Tuhaf Alışkanlıklar ve Tesadüfler
Ayrı büyüyen ikizlerde gözlemlenen ortak özellikler bazen oldukça tuhaftır:
- Birbirinden habersiz büyüyen bir tek yumurta ikizi çiftinin her ikisi de yedi yüzük, yedi bileklik ve bir saat takıyordu.
- Başka bir vakada, ikizlerden biri belirli bir İsveç markası diş macunu kullanırken, diğeri de aynı markayı tercih ediyordu.
- Bir ikiz çifti, tuvalete gitmeden önce ve sonra ellerini yıkama gibi ortak bir alışkanlığa sahipti.
- İskoç bir ikiz çifti ise kızarmış ekmeklerini dörde bölüp sadece üç parçasını yiyordu.

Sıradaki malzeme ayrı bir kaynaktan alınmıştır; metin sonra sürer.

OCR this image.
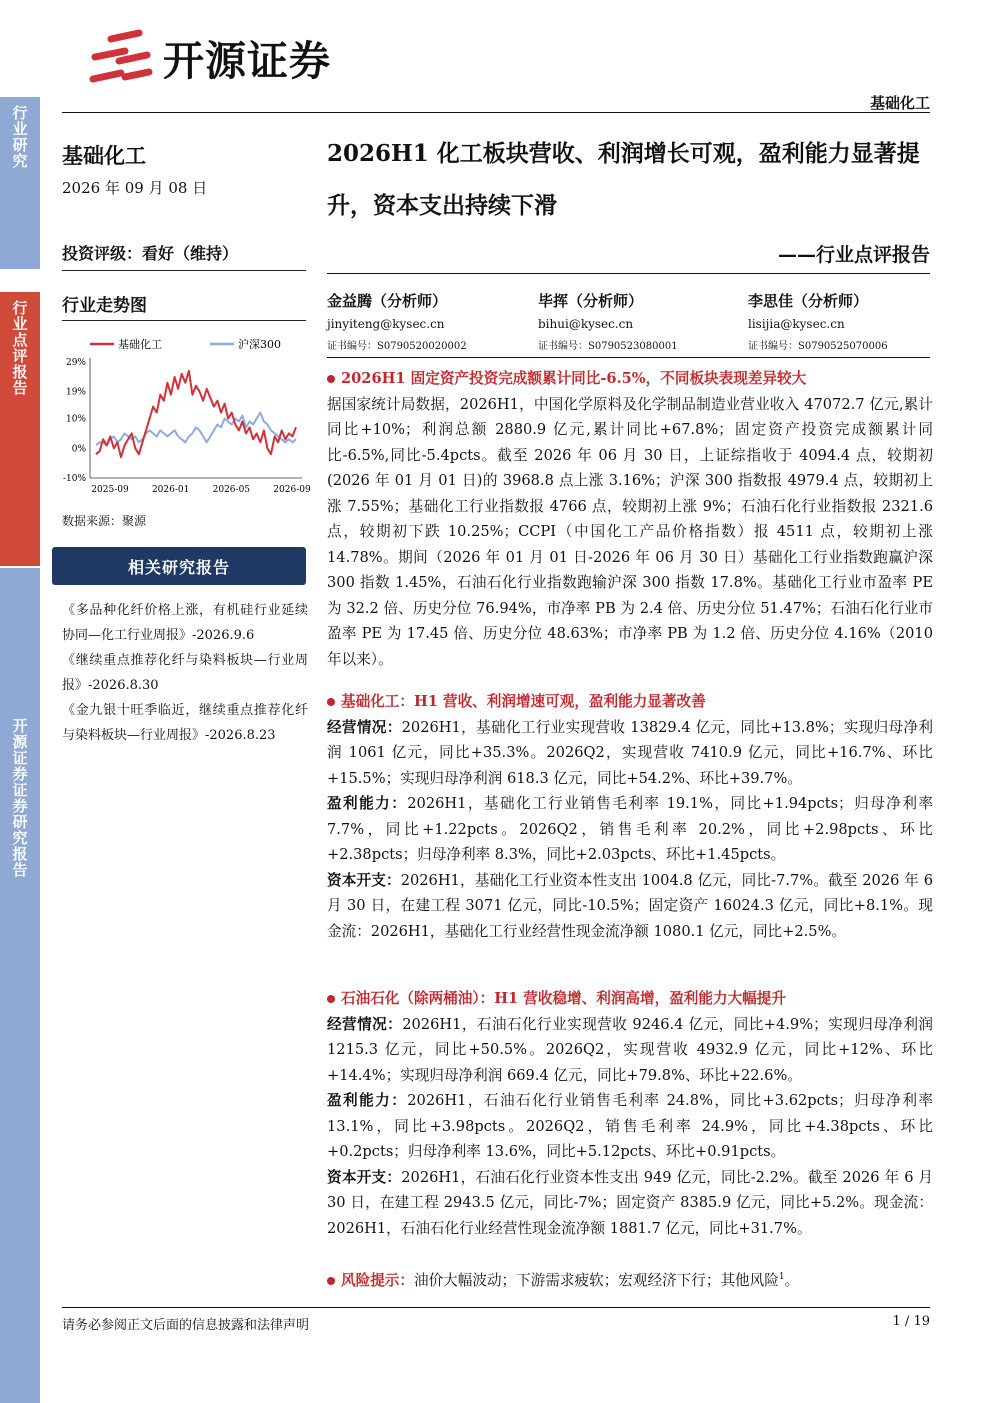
行业研究
行业点评报告
开源证券证券研究报告
开源证券
基础化工
基础化工
2026 年 09 月 08 日
投资评级：看好（维持）
行业走势图
基础化工	沪深300
29%
19%
10%
0%
-10%
2025-09	2026-01	2026-05	2026-09
数据来源：聚源
相关研究报告

《多品种化纤价格上涨，有机硅行业延续协同—化工行业周报》-2026.9.6

《继续重点推荐化纤与染料板块—行业周报》-2026.8.30

《金九银十旺季临近，继续重点推荐化纤与染料板块—行业周报》-2026.8.23

2026H1 化工板块营收、利润增长可观，盈利能力显著提升，资本支出持续下滑
——行业点评报告
金益腾（分析师）
jinyiteng@kysec.cn
证书编号：S0790520020002
毕挥（分析师）
bihui@kysec.cn
证书编号：S0790523080001
李思佳（分析师）
lisijia@kysec.cn
证书编号：S0790525070006
2026H1 固定资产投资完成额累计同比-6.5%，不同板块表现差异较大

据国家统计局数据，2026H1，中国化学原料及化学制品制造业营业收入 47072.7 亿元,累计同比+10%；利润总额 2880.9 亿元,累计同比+67.8%；固定资产投资完成额累计同比-6.5%,同比-5.4pcts。截至 2026 年 06 月 30 日，上证综指收于 4094.4 点，较期初(2026 年 01 月 01 日)的 3968.8 点上涨 3.16%；沪深 300 指数报 4979.4 点，较期初上涨 7.55%；基础化工行业指数报 4766 点，较期初上涨 9%；石油石化行业指数报 2321.6 点，较期初下跌 10.25%；CCPI（中国化工产品价格指数）报 4511 点，较期初上涨 14.78%。期间（2026 年 01 月 01 日-2026 年 06 月 30 日）基础化工行业指数跑赢沪深 300 指数 1.45%，石油石化行业指数跑输沪深 300 指数 17.8%。基础化工行业市盈率 PE 为 32.2 倍、历史分位 76.94%，市净率 PB 为 2.4 倍、历史分位 51.47%；石油石化行业市盈率 PE 为 17.45 倍、历史分位 48.63%；市净率 PB 为 1.2 倍、历史分位 4.16%（2010 年以来）。

基础化工：H1 营收、利润增速可观，盈利能力显著改善

经营情况：2026H1，基础化工行业实现营收 13829.4 亿元，同比+13.8%；实现归母净利润 1061 亿元，同比+35.3%。2026Q2，实现营收 7410.9 亿元，同比+16.7%、环比+15.5%；实现归母净利润 618.3 亿元，同比+54.2%、环比+39.7%。

盈利能力：2026H1，基础化工行业销售毛利率 19.1%，同比+1.94pcts；归母净利率 7.7%，同比+1.22pcts。2026Q2，销售毛利率 20.2%，同比+2.98pcts、环比+2.38pcts；归母净利率 8.3%，同比+2.03pcts、环比+1.45pcts。

资本开支：2026H1，基础化工行业资本性支出 1004.8 亿元，同比-7.7%。截至 2026 年 6 月 30 日，在建工程 3071 亿元，同比-10.5%；固定资产 16024.3 亿元，同比+8.1%。现金流：2026H1，基础化工行业经营性现金流净额 1080.1 亿元，同比+2.5%。

石油石化（除两桶油）：H1 营收稳增、利润高增，盈利能力大幅提升

经营情况：2026H1，石油石化行业实现营收 9246.4 亿元，同比+4.9%；实现归母净利润 1215.3 亿元，同比+50.5%。2026Q2，实现营收 4932.9 亿元，同比+12%、环比+14.4%；实现归母净利润 669.4 亿元，同比+79.8%、环比+22.6%。

盈利能力：2026H1，石油石化行业销售毛利率 24.8%，同比+3.62pcts；归母净利率 13.1%，同比+3.98pcts。2026Q2，销售毛利率 24.9%，同比+4.38pcts、环比+0.2pcts；归母净利率 13.6%，同比+5.12pcts、环比+0.91pcts。

资本开支：2026H1，石油石化行业资本性支出 949 亿元，同比-2.2%。截至 2026 年 6 月 30 日，在建工程 2943.5 亿元，同比-7%；固定资产 8385.9 亿元，同比+5.2%。现金流：2026H1，石油石化行业经营性现金流净额 1881.7 亿元，同比+31.7%。

风险提示：油价大幅波动；下游需求疲软；宏观经济下行；其他风险$^1$。
请务必参阅正文后面的信息披露和法律声明	1 / 19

Prof. Segal, “Bu olanlar rastlantı olmadığını gösteriyor. Hepimizin garip alışkanlıkları var ama bunlar durduk yere ortaya çıkmıyor, bir dereceye kadar bizi yansıtıyor” diye açıklıyor.
Efsanevi “Jim İkizleri” Vakası
En ünlü vakalardan biri, ABD’nin Minnesota eyaletinde yaşanan “Jim İkizleri” olayıdır. Doğumda ayrılan ve 39 yıl sonra bir araya gelen ikizlerin ikisinin de adı Jim’di. Hayatlarındaki benzerlikler inanılmazdı:
- Her ikisi de Linda adlı kadınlarla evlenmiş, boşanmış ve ikinci evliliklerini Betty adlı kadınlarla yapmıştı.
- İkisinin de Toy adında bir köpeği ve James Alan adında bir oğlu vardı.
- İkisi de tırnak yiyor ve aynı sahillerde tatil yapıyordu.
Minnesota Üniversitesi’nden Dr. Thomas Bouchhard tarafından incelenen ikizler, hiç temasları olmamasına rağmen kişilik testlerinde de çok benzer sonuçlar elde etmişlerdi.
Genetik Etki Özgür İradeyi Ortadan Kaldırır mı?
Bu sıra dışı örnekler, “Seçimlerimizde ve davranışlarımızda sandığımız kadar irade sahibi miyiz?” sorusunu akla getiriyor. Prof. Segal bu konuda net bir görüşe sahip: “Bir şeylerin genetik etkisinde olmamız irade sahibi olmadığımız anlamına gelmiyor. Genler size ‘boşan’ demez! Boşanma kararını siz verirsiniz. Dolayısıyla özgür iradenin herhangi bir şekilde etkilendiğine inanmıyorum.”
Sonuç olarak, kişiliğimiz ve özelliklerimiz söz konusu olduğunda, bizi şekillendiren tek bir kaynak yoktur. Prof. Segal’ın da belirttiği gibi, “İnsanlar bizi tamamen çevremizin şekillendirdiğini düşünmeye eğilimlidir. Fakat bence bu bir yanlış anlama.” Gerçek şu ki, bizler genetik mirasımız ve yaşadığımız çevrenin karmaşık bir etkileşiminin ürünüyüz.